BACKGROUND: Individuals with mental disorders face excess morbidity and premature mortality. Accelerated ageing has been proposed as a contributing mechanism but population-scale evidence across diverse diagnoses is limited.
OBJECTIVE: To examine whether metabolomic ageing differs across mental disorders and whether associations vary by sex, age group and genetic liability.
METHODS: Using plasma metabolomic profiles from UK Biobank participants, we applied a metabolomic ageing clock (MileAge) to estimate disorder-specific differences between metabolite-predicted and chronological age. Mental disorders were ascertained from health records and self-reported physician diagnoses. We analysed nine diagnostic groups and 45 individual disorders and assessed sex and age group differences and associations with polygenic scores.

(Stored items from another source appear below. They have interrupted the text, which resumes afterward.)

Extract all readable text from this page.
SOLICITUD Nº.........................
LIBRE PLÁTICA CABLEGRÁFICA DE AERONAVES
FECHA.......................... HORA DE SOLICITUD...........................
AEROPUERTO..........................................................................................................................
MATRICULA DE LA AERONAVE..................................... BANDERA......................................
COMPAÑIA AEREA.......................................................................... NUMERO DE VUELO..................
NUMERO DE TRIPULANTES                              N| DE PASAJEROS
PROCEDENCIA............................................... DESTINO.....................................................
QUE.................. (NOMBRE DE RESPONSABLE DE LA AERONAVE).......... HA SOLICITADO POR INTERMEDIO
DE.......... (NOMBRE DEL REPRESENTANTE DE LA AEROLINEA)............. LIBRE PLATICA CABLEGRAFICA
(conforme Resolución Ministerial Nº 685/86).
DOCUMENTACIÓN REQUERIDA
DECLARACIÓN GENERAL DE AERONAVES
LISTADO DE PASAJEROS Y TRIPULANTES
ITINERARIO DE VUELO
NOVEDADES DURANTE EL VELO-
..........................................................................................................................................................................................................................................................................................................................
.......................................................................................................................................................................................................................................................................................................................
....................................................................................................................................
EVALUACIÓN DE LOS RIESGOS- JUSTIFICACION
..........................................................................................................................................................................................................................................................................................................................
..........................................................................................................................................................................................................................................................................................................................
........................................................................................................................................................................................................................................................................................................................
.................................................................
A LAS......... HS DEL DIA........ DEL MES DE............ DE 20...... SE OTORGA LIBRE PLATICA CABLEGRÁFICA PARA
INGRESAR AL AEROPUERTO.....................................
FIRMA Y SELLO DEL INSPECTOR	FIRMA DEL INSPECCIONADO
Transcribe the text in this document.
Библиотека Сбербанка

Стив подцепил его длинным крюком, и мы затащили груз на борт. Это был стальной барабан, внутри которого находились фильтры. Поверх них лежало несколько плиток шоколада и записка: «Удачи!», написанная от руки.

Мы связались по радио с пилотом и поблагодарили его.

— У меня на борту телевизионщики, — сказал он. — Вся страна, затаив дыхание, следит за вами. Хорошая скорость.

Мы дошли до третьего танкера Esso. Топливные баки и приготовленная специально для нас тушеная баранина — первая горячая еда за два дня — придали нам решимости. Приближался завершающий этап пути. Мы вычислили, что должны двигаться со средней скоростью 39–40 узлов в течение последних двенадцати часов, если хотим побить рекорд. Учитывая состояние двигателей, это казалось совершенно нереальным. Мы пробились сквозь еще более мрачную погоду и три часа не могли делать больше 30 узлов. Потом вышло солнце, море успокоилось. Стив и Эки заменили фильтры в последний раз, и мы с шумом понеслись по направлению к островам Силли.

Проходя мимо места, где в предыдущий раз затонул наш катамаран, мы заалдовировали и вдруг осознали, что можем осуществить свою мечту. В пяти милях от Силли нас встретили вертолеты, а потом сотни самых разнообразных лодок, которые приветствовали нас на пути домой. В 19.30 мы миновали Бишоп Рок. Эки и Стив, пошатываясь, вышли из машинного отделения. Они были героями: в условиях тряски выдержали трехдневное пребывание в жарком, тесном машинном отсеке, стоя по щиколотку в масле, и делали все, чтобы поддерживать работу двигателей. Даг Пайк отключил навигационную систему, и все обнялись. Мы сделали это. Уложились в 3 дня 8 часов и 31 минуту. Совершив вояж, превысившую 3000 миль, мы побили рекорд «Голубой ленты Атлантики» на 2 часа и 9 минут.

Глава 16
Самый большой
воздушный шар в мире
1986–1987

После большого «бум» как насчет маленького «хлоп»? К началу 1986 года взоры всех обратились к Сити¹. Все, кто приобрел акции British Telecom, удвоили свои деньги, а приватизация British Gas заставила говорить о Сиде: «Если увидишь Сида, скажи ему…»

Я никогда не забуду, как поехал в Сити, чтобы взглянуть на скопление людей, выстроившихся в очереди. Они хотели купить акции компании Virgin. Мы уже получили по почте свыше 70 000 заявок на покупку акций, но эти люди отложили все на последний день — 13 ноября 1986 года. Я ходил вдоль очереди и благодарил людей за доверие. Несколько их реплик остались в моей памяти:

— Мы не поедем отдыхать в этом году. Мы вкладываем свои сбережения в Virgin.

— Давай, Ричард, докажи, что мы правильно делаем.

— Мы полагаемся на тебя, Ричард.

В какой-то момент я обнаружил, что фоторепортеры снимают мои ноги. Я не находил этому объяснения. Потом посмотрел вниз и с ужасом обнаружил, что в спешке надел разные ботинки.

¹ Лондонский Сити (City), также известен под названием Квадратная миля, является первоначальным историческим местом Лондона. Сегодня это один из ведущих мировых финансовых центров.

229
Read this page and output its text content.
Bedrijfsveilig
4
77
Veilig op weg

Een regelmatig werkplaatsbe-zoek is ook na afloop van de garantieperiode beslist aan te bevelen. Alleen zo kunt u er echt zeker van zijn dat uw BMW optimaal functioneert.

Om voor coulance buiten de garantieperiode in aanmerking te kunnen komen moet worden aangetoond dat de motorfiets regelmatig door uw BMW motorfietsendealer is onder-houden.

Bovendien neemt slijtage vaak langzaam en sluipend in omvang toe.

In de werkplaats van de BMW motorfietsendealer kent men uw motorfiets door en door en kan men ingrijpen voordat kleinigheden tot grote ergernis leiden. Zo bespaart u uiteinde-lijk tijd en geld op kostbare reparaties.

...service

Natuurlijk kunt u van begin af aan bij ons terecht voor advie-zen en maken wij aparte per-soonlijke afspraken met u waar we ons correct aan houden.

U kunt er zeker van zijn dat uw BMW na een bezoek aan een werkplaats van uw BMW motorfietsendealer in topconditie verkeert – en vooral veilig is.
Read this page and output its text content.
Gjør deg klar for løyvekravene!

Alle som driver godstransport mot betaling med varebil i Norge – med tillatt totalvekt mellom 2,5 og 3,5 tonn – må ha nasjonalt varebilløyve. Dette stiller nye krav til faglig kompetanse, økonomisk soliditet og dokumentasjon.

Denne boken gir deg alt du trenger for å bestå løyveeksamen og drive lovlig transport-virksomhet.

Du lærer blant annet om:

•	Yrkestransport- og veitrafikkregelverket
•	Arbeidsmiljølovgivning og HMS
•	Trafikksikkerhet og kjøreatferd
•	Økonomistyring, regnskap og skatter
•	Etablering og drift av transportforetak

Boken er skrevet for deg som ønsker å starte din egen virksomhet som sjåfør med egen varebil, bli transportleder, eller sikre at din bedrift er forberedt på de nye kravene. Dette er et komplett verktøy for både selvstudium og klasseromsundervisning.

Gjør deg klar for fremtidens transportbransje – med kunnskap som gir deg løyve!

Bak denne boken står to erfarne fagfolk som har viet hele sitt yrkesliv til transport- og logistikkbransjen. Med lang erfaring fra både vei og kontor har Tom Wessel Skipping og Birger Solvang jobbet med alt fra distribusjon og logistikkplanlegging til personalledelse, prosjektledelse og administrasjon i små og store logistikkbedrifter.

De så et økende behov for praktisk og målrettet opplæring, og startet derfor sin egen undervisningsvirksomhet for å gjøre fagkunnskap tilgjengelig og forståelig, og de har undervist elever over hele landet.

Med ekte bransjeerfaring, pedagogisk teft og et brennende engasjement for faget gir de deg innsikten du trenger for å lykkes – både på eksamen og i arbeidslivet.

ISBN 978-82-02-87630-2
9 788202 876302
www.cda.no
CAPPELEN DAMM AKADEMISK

FINDINGS: Among 225 212 participants (54% female; mean age 56.97), 38 524 had a diagnosis preceding baseline. Substance use, psychotic, affective and neurotic disorders were associated with a metabolite-predicted age older than chronological age, largest for psychosis (β=0.556, 95% CI 0.250 to 0.861, p<0.001). Obsessive-compulsive and eating disorders were associated with a metabolite-predicted age younger than chronological age. Several associations were stronger in males and in individuals aged <65 years. Higher genetic liability to depression, autism and attention-deficit/hyperactivity disorder predicted an older metabolomic age (β range=0.020 to 0.047), whereas polygenic scores for psychosis and tobacco use disorder predicted a younger metabolomic age (β range=-0.023 to -0.040). For obsessive-compulsive disorder and anorexia nervosa, clinical and genetic associations indicated younger metabolomic ageing.
CONCLUSIONS: Metabolomic ageing in mental disorders is heterogeneous. While many disorders are associated with an older biological age, some are linked to a younger biological age. Divergence between genetic liability and clinical phenotypes suggests that non-genetic factors shape biological ageing differences.
CLINICAL IMPLICATIONS: Biological age should not be assumed to uniformly exceed chronological age across mental disorders. Sex and age-specific approaches could improve understanding of biological ageing processes in psychiatry.